The idea is to first store every directory given on the command line
in a linked list. Then a thread pool is created, and the threads
pop entries off of that linked list in the order they were placed
in the list (FIFO). Each thread then reads all the entries in the
directory it popped off the list, performs user defined actions on
each entry, and stores any subdirectories at the end of the linked
list. This algorithm leads to a roughly depth-first
directory traversal. The nature of the algorithm places a heavy
load upon the caching systems available in many operating
systems. For example, ncsize plays a roll in how
effective this program is on a Solaris system. Also in Solaris the
number of simultaneous NFS connections dramatically effects
performance. Depending on what the optional processing functions
are doing, this program can place an incredible load on
nscd.
The version of the code linked here is written in C, and makes use of ancient C techniques to provide for tool customization. The C++ version provides a dramatically superior extension and abstraction model, and is much less difficult to extend. While the C++ version was written at about the same time as the C version it has seen much less testing in the real world, and I am hesitant to release it into the wild. In addition, an MPI version for both the C and C++ code exists that can spread the system across many hosts in a network. Like the C++ version, I am not comfortable enough with this version to release it.
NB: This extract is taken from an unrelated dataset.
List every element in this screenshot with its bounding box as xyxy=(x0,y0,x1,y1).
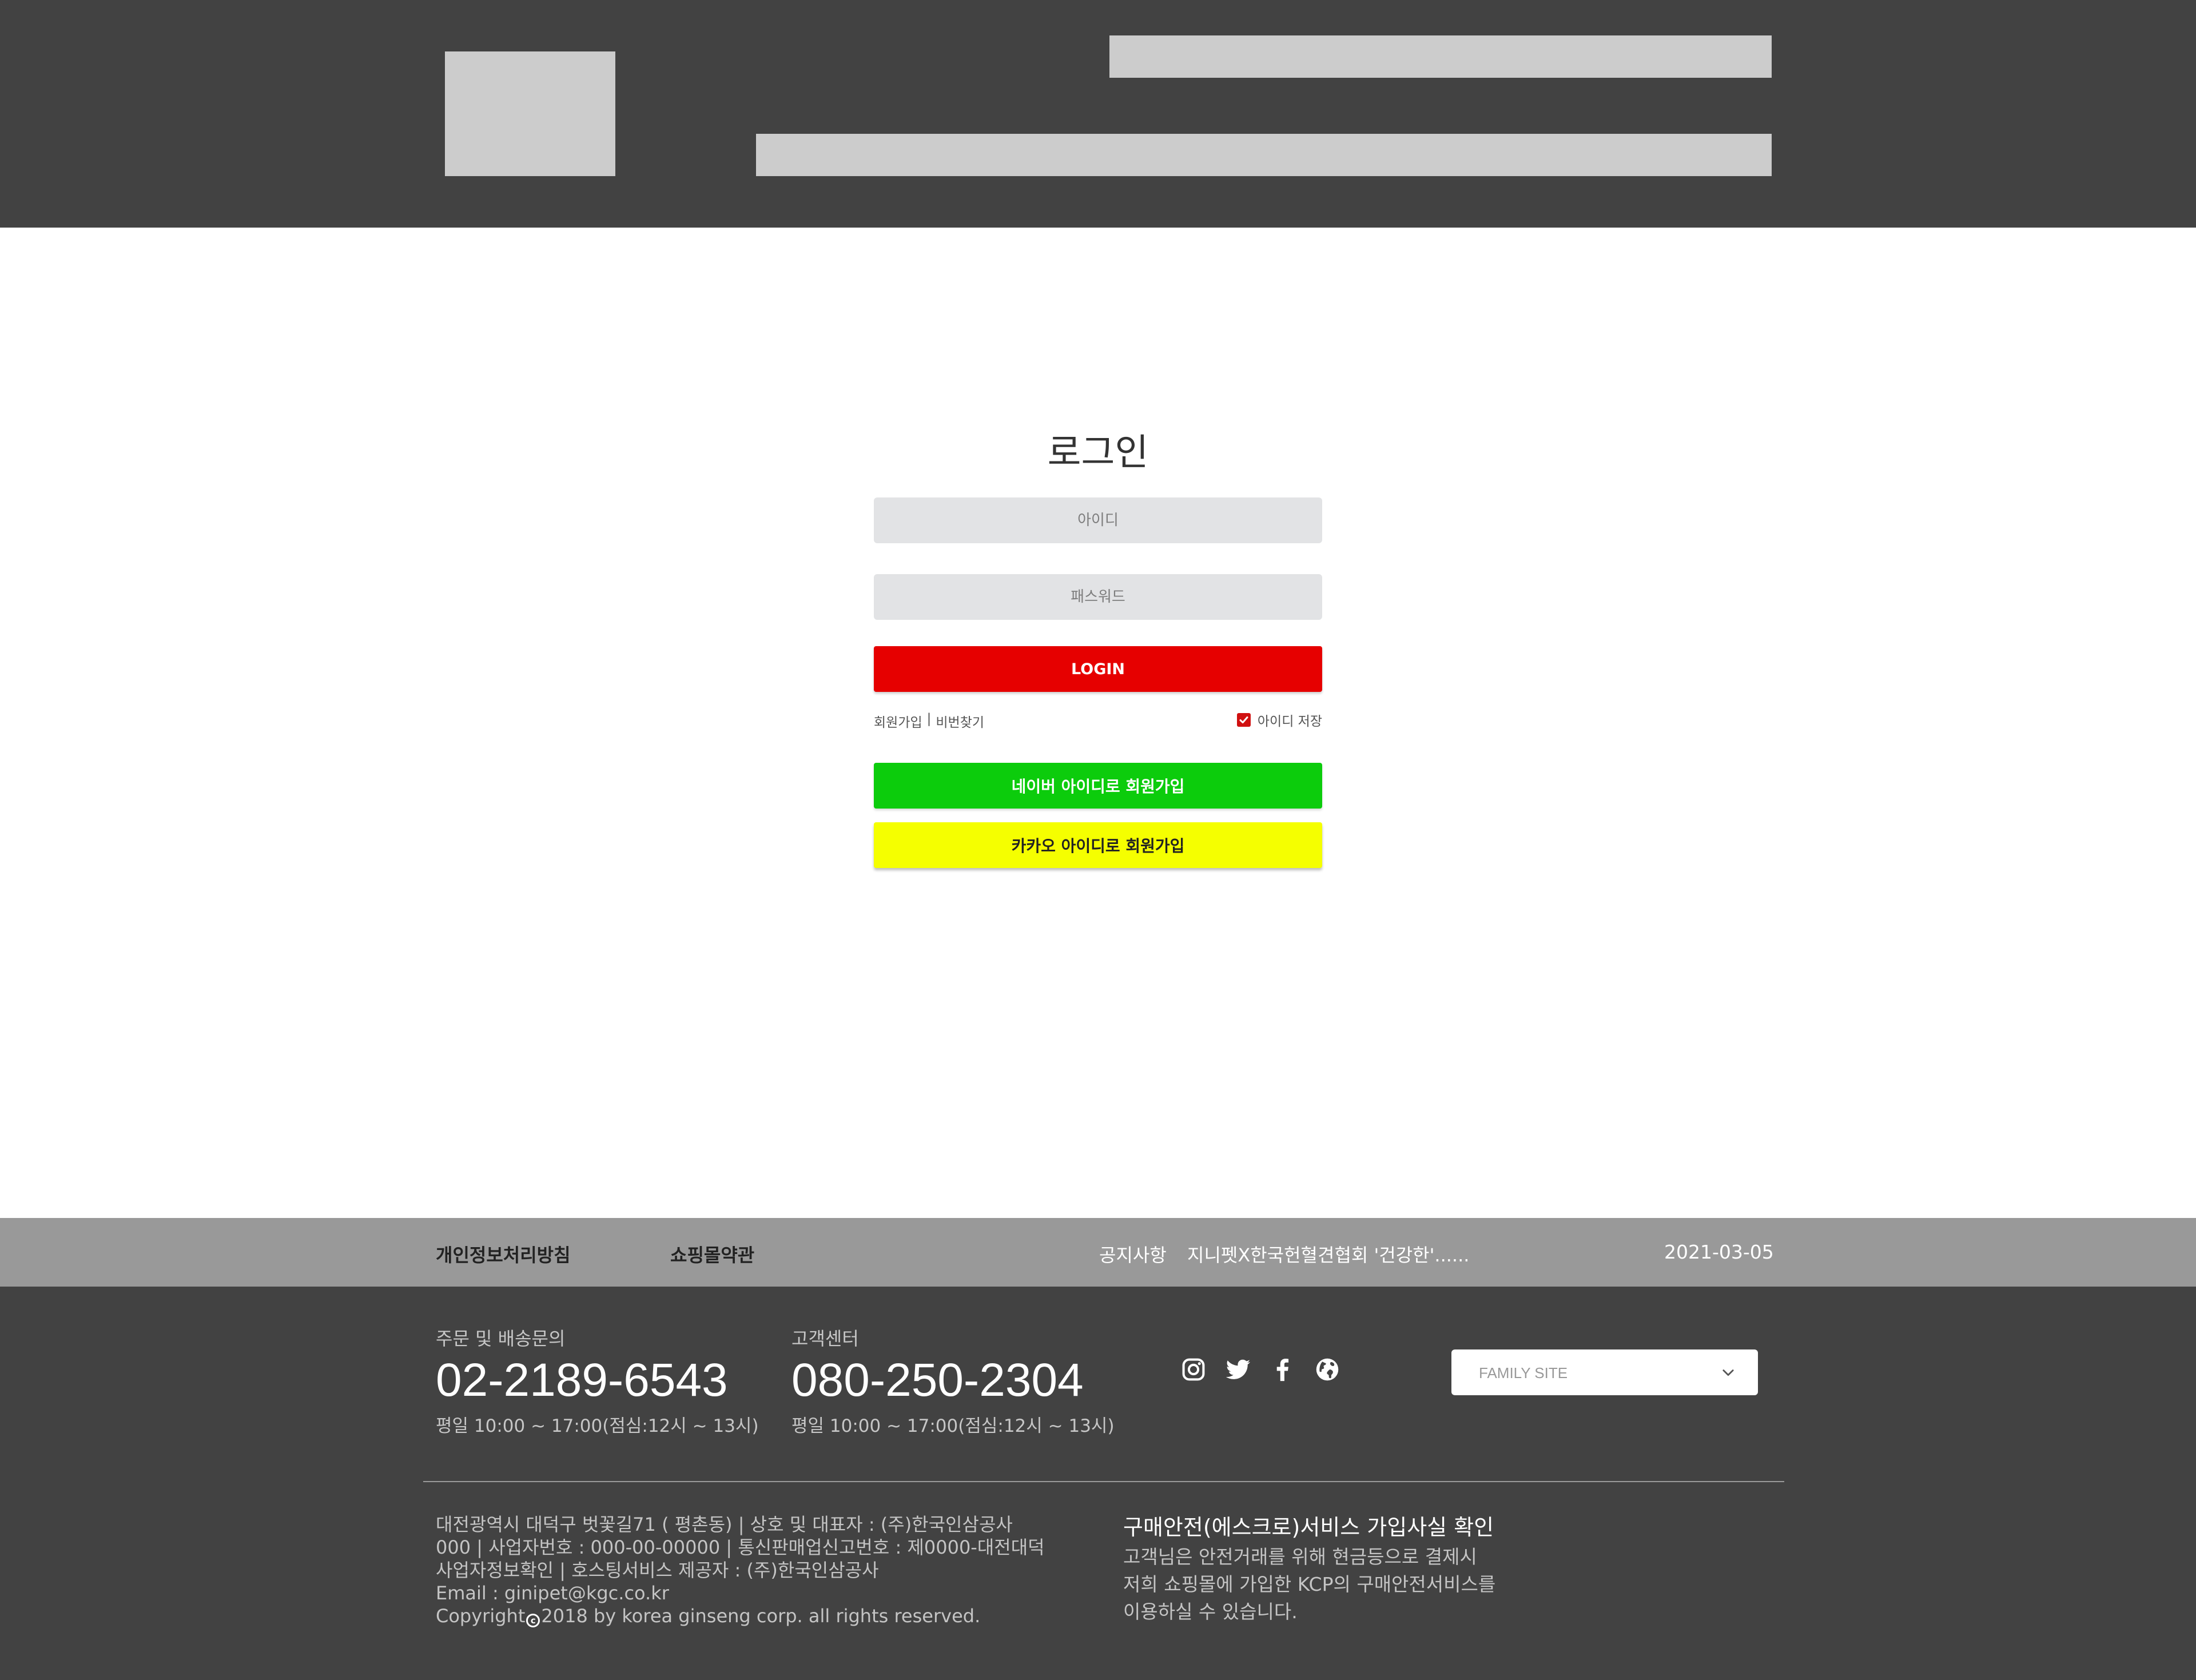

The code base is designed to be customized so that binaries may be easily produced to do special tasks as the need arises. As an example of this, several compile options exist for the code in the archive that generate different binaries that do very different things. Currently the following examples may be compiled right out of the box:
du- A very fast version of
/bin/du. It has no command line options, and simply displays the output of a 'du -sk'. dux- A very fast, extended version of
/bin/duthat displays much more data about the files traversed including: file sizes, number of blocks, detects files with holes, and lots of other data. own- Prints the names of all files in a directory tree that are owned by a specified list of users.
age- Produces a report regarding the ages of the files in a directory tree.
noown- Prints the names of all files in a directory tree that are NOT owned by a specified list of users.
dirgo- Simply lists the files it finds. This is similar to
a '
find ./', only it does an almost depth-first search.